Zerstörung durch Reform

Und doch sind es nicht allein äußere Bedingungen und Spardiktate. Der Verfall kommt auch von innen: Durch die pädagogischen und didaktischen Reformen der Nach-Pisa-Zeit mit ihrer Kompetenzorientierung. Deren Kritik war Gegenstand eines Vortrags, den die Erziehungswissenschaftlerin Marion Pollmanns im letzten Jahr auf Einladung der GEW gehalten hat. Wo Wissen nur noch zum Material der kosteneffizienten Demonstration von Kompetenz degradiert wird, verkümmert die Idee der Menschenbildung, bei allem Ideologischen, was ihr auch angehaftet haben mag. Ihr Kollege Andreas Gruschka hat intensiv zu den Auswirkungen der didaktischen Reformen auf den Lernprozess geforscht. Mit scharfem Blick analysiert er, wie die vielfach gefeierten Methoden eher zur Verdunkelung als zum Erkenntnisgewinn beitragen. An einer Präsentation zum Thema Mittelalter in der achten Jahrgangsstufe protokolliert er minutiös, wie der rote Faden – die Spezifik des Mittelalters im Verhältnis zur Gegenwart – verlorengeht, weil die Methode Präsentation ihre Schwerkraft entfaltet, die auf möglichst große Aktivität zielt und auf Kosten von Substanz geht. Eine Korrektur grundlegender Fehler durch die Lehrkraft würde den ganzen Ablauf durcheinander bringen; vielleicht verbietet sie sich im Zeitalter universell funktionalisierter „Wertschätzung“ ja ohnehin. In seinem Text „Verstehen lehren“ spießt Gruschka viele solcher Widersprüche auf, etwa die Unsitte, alles und jedes krampfhaft auf die Lebenswelt der Jugendlichen herunterzubrechen, womit so manchem Gegenstand die Fremdheit genommen wird, auf die ein Bildungsprozess sich erst einmal einzulassen hätte.

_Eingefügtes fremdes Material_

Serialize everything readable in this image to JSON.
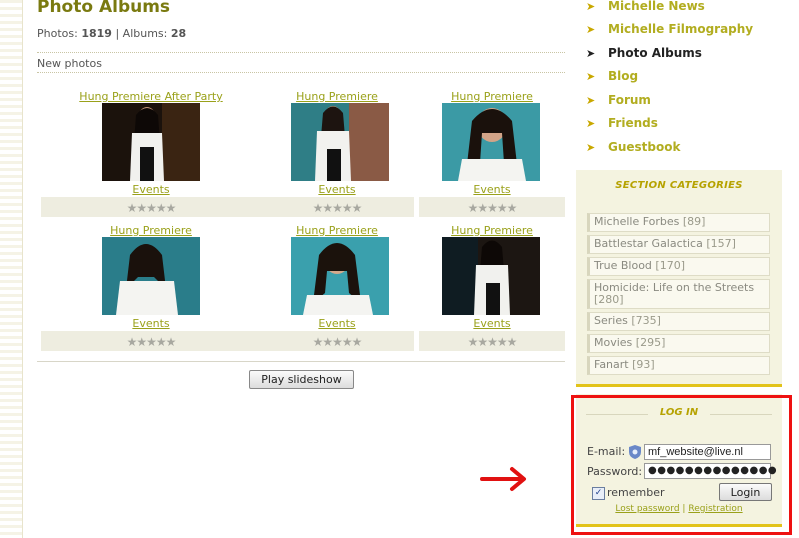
{
  "page": {
    "title": "Photo Albums",
    "stats": {
      "photos_label": "Photos:",
      "photos_count": "1819",
      "divider": "|",
      "albums_label": "Albums:",
      "albums_count": "28"
    },
    "section_label": "New photos"
  },
  "photos": [
    {
      "title": "Hung Premiere After Party",
      "category": "Events",
      "stars": "★★★★★"
    },
    {
      "title": "Hung Premiere",
      "category": "Events",
      "stars": "★★★★★"
    },
    {
      "title": "Hung Premiere",
      "category": "Events",
      "stars": "★★★★★"
    },
    {
      "title": "Hung Premiere",
      "category": "Events",
      "stars": "★★★★★"
    },
    {
      "title": "Hung Premiere",
      "category": "Events",
      "stars": "★★★★★"
    },
    {
      "title": "Hung Premiere",
      "category": "Events",
      "stars": "★★★★★"
    }
  ],
  "slideshow_button": "Play slideshow",
  "sidebar": {
    "nav": [
      {
        "label": "Michelle News",
        "active": false
      },
      {
        "label": "Michelle Filmography",
        "active": false
      },
      {
        "label": "Photo Albums",
        "active": true
      },
      {
        "label": "Blog",
        "active": false
      },
      {
        "label": "Forum",
        "active": false
      },
      {
        "label": "Friends",
        "active": false
      },
      {
        "label": "Guestbook",
        "active": false
      }
    ],
    "categories_heading": "SECTION CATEGORIES",
    "categories": [
      {
        "name": "Michelle Forbes",
        "count": "[89]"
      },
      {
        "name": "Battlestar Galactica",
        "count": "[157]"
      },
      {
        "name": "True Blood",
        "count": "[170]"
      },
      {
        "name": "Homicide: Life on the Streets",
        "count": "[280]"
      },
      {
        "name": "Series",
        "count": "[735]"
      },
      {
        "name": "Movies",
        "count": "[295]"
      },
      {
        "name": "Fanart",
        "count": "[93]"
      }
    ]
  },
  "login": {
    "heading": "LOG IN",
    "email_label": "E-mail:",
    "email_value": "mf_website@live.nl",
    "password_label": "Password:",
    "password_value": "●●●●●●●●●●●●●●",
    "remember_label": "remember",
    "remember_checked": "✓",
    "login_button": "Login",
    "lost_password": "Lost password",
    "link_divider": "|",
    "registration": "Registration"
  },
  "colors": {
    "accent_olive": "#7a7a10",
    "link_green": "#9aa11a",
    "gold": "#e2c31a",
    "annotation_red": "#e11111"
  }
}
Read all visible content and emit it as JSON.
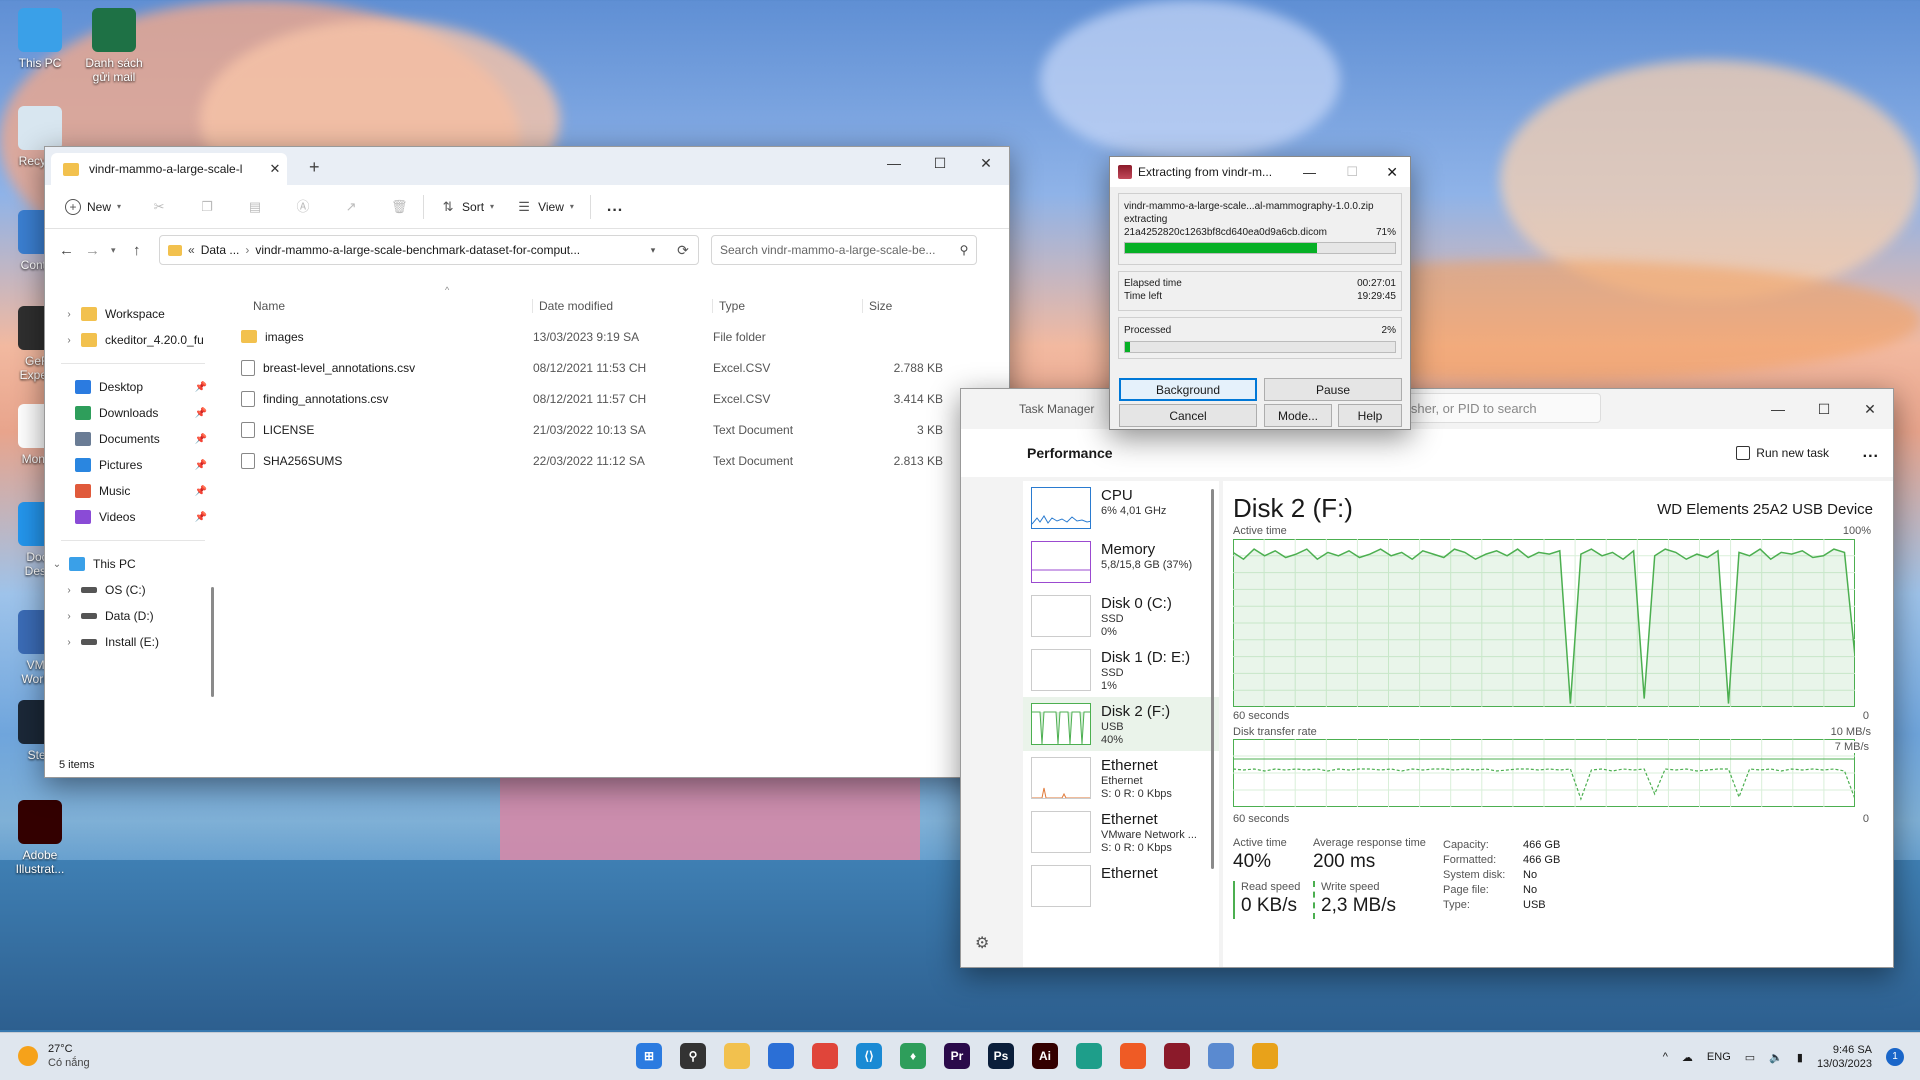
{
  "desktop": {
    "icons": [
      {
        "label": "This PC",
        "color": "#3aa0e8"
      },
      {
        "label": "Danh sách gửi mail",
        "color": "#1e7145"
      },
      {
        "label": "Recycle Bin",
        "color": "#d8e6f0"
      },
      {
        "label": "Control Panel",
        "color": "#3b7fd1"
      },
      {
        "label": "GeForce Experience",
        "color": "#2f2f2f"
      },
      {
        "label": "MongoDB",
        "color": "#ffffff"
      },
      {
        "label": "Docker Desktop",
        "color": "#2496ed"
      },
      {
        "label": "VMware Workstation",
        "color": "#3b6cb7"
      },
      {
        "label": "Steam",
        "color": "#1b2838"
      },
      {
        "label": "Adobe Illustrator",
        "color": "#330000"
      }
    ],
    "icon_visible_labels": [
      "This PC",
      "Danh sách\ngửi mail",
      "Recycle",
      "Control",
      "GeFo\nExperie",
      "Mongo",
      "Dock\nDeskt",
      "VMw\nWorkst",
      "Stea",
      "Adobe\nIllustrat..."
    ]
  },
  "explorer": {
    "tab_title": "vindr-mammo-a-large-scale-l",
    "toolbar": {
      "new_label": "New",
      "sort_label": "Sort",
      "view_label": "View",
      "more_label": "..."
    },
    "address": {
      "prefix": "«",
      "crumb1": "Data ...",
      "crumb2": "vindr-mammo-a-large-scale-benchmark-dataset-for-comput..."
    },
    "search_placeholder": "Search vindr-mammo-a-large-scale-be...",
    "nav": {
      "quick": [
        {
          "label": "Workspace",
          "color": "#f2c14e"
        },
        {
          "label": "ckeditor_4.20.0_fu",
          "color": "#f2c14e"
        }
      ],
      "pinned": [
        {
          "label": "Desktop",
          "color": "#2b7be0"
        },
        {
          "label": "Downloads",
          "color": "#2e9e5b"
        },
        {
          "label": "Documents",
          "color": "#6a7c95"
        },
        {
          "label": "Pictures",
          "color": "#2a86e0"
        },
        {
          "label": "Music",
          "color": "#e05a3b"
        },
        {
          "label": "Videos",
          "color": "#8a4bd6"
        }
      ],
      "thispc": "This PC",
      "drives": [
        {
          "label": "OS (C:)"
        },
        {
          "label": "Data (D:)"
        },
        {
          "label": "Install (E:)"
        }
      ]
    },
    "columns": {
      "name": "Name",
      "date": "Date modified",
      "type": "Type",
      "size": "Size"
    },
    "files": [
      {
        "name": "images",
        "date": "13/03/2023 9:19 SA",
        "type": "File folder",
        "size": "",
        "folder": true
      },
      {
        "name": "breast-level_annotations.csv",
        "date": "08/12/2021 11:53 CH",
        "type": "Excel.CSV",
        "size": "2.788 KB",
        "folder": false
      },
      {
        "name": "finding_annotations.csv",
        "date": "08/12/2021 11:57 CH",
        "type": "Excel.CSV",
        "size": "3.414 KB",
        "folder": false
      },
      {
        "name": "LICENSE",
        "date": "21/03/2022 10:13 SA",
        "type": "Text Document",
        "size": "3 KB",
        "folder": false
      },
      {
        "name": "SHA256SUMS",
        "date": "22/03/2022 11:12 SA",
        "type": "Text Document",
        "size": "2.813 KB",
        "folder": false
      }
    ],
    "status": "5 items"
  },
  "winrar": {
    "title": "Extracting from vindr-m...",
    "archive": "vindr-mammo-a-large-scale...al-mammography-1.0.0.zip",
    "action": "extracting",
    "file": "21a4252820c1263bf8cd640ea0d9a6cb.dicom",
    "file_pct": "71%",
    "file_progress": 0.71,
    "elapsed_label": "Elapsed time",
    "elapsed": "00:27:01",
    "left_label": "Time left",
    "left": "19:29:45",
    "processed_label": "Processed",
    "processed_pct": "2%",
    "processed_progress": 0.02,
    "buttons": {
      "background": "Background",
      "pause": "Pause",
      "cancel": "Cancel",
      "mode": "Mode...",
      "help": "Help"
    }
  },
  "taskmgr": {
    "title": "Task Manager",
    "search_placeholder": "isher, or PID to search",
    "section": "Performance",
    "run_new_task": "Run new task",
    "more": "...",
    "side": [
      {
        "name": "CPU",
        "sub1": "6% 4,01 GHz",
        "sub2": "",
        "sub3": ""
      },
      {
        "name": "Memory",
        "sub1": "5,8/15,8 GB (37%)",
        "sub2": "",
        "sub3": ""
      },
      {
        "name": "Disk 0 (C:)",
        "sub1": "SSD",
        "sub2": "0%",
        "sub3": ""
      },
      {
        "name": "Disk 1 (D: E:)",
        "sub1": "SSD",
        "sub2": "1%",
        "sub3": ""
      },
      {
        "name": "Disk 2 (F:)",
        "sub1": "USB",
        "sub2": "40%",
        "sub3": ""
      },
      {
        "name": "Ethernet",
        "sub1": "Ethernet",
        "sub2": "S: 0 R: 0 Kbps",
        "sub3": ""
      },
      {
        "name": "Ethernet",
        "sub1": "VMware Network ...",
        "sub2": "S: 0 R: 0 Kbps",
        "sub3": ""
      },
      {
        "name": "Ethernet",
        "sub1": "",
        "sub2": "",
        "sub3": ""
      }
    ],
    "disk_title": "Disk 2 (F:)",
    "device": "WD Elements 25A2 USB Device",
    "active_label": "Active time",
    "pct100": "100%",
    "sixty1": "60 seconds",
    "zero1": "0",
    "transfer_label": "Disk transfer rate",
    "mbs10": "10 MB/s",
    "mbs7": "7 MB/s",
    "sixty2": "60 seconds",
    "zero2": "0",
    "stats": {
      "active_time_label": "Active time",
      "active_time": "40%",
      "resp_label": "Average response time",
      "resp": "200 ms",
      "read_label": "Read speed",
      "read": "0 KB/s",
      "write_label": "Write speed",
      "write": "2,3 MB/s"
    },
    "props": [
      {
        "k": "Capacity:",
        "v": "466 GB"
      },
      {
        "k": "Formatted:",
        "v": "466 GB"
      },
      {
        "k": "System disk:",
        "v": "No"
      },
      {
        "k": "Page file:",
        "v": "No"
      },
      {
        "k": "Type:",
        "v": "USB"
      }
    ]
  },
  "taskbar": {
    "weather_temp": "27°C",
    "weather_desc": "Có nắng",
    "lang": "ENG",
    "time": "9:46 SA",
    "date": "13/03/2023",
    "notif": "1",
    "apps": [
      {
        "name": "start-icon",
        "color": "#2b7be0",
        "glyph": "⊞"
      },
      {
        "name": "search-icon",
        "color": "#333333",
        "glyph": "⚲"
      },
      {
        "name": "file-explorer-icon",
        "color": "#f2c14e",
        "glyph": ""
      },
      {
        "name": "store-icon",
        "color": "#2b6fd6",
        "glyph": ""
      },
      {
        "name": "chrome-icon",
        "color": "#e0453a",
        "glyph": ""
      },
      {
        "name": "vscode-icon",
        "color": "#1a8ad4",
        "glyph": "⟨⟩"
      },
      {
        "name": "mongodb-icon",
        "color": "#2e9e5b",
        "glyph": "♦"
      },
      {
        "name": "premiere-icon",
        "color": "#2a0a4a",
        "glyph": "Pr"
      },
      {
        "name": "photoshop-icon",
        "color": "#0a1e3a",
        "glyph": "Ps"
      },
      {
        "name": "illustrator-icon",
        "color": "#330000",
        "glyph": "Ai"
      },
      {
        "name": "edge-dev-icon",
        "color": "#1e9e8a",
        "glyph": ""
      },
      {
        "name": "postman-icon",
        "color": "#ef5b25",
        "glyph": ""
      },
      {
        "name": "winrar-icon",
        "color": "#8b1a2a",
        "glyph": ""
      },
      {
        "name": "task-manager-icon",
        "color": "#5a8ad0",
        "glyph": ""
      },
      {
        "name": "chrome-canary-icon",
        "color": "#e8a21a",
        "glyph": ""
      }
    ]
  }
}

Verachte nicht Verstand und Wissenschaft!

Angesichts all dessen ist es seltsam, wie bereitwillig dies weite Feld einer CDU überlassen wird, hinter deren Aufregung am Ende doch nur Sorgen um den Standort und sein Humankapital stecken. Vielleicht gibt es heutzutage ja noch kritische Wissenschaft, die sich nicht auf Politikberatung für vorausgesetzte Zwecke dressieren lassen will. Wäre es für sie nicht durchaus hilfreich, wenn die Studierenden gut lesen, schreiben und rechnen könnten? Gerade wird der zweihundertste Geburtstag eines Denkers gefeiert, dessen Beiträge zum Weltgeschehen in theoretischen Gedanken bestanden. Marx wird, im Guten wie auch im Schlechten, große Wirksamkeit bescheinigt; interessant eigentlich in einer Zeit, die alles Theoretische im Zeichen der Praxisrelevanz mit Misstrauen betrachtet. Zum toten Hund wurde er schon des Öfteren erklärt. Möglicherweise wird er es jetzt wirklich – warum soll man das „Kapital“ in drei dicken Bänden studieren – dafür gibt es doch sicher ein Youtube-Video.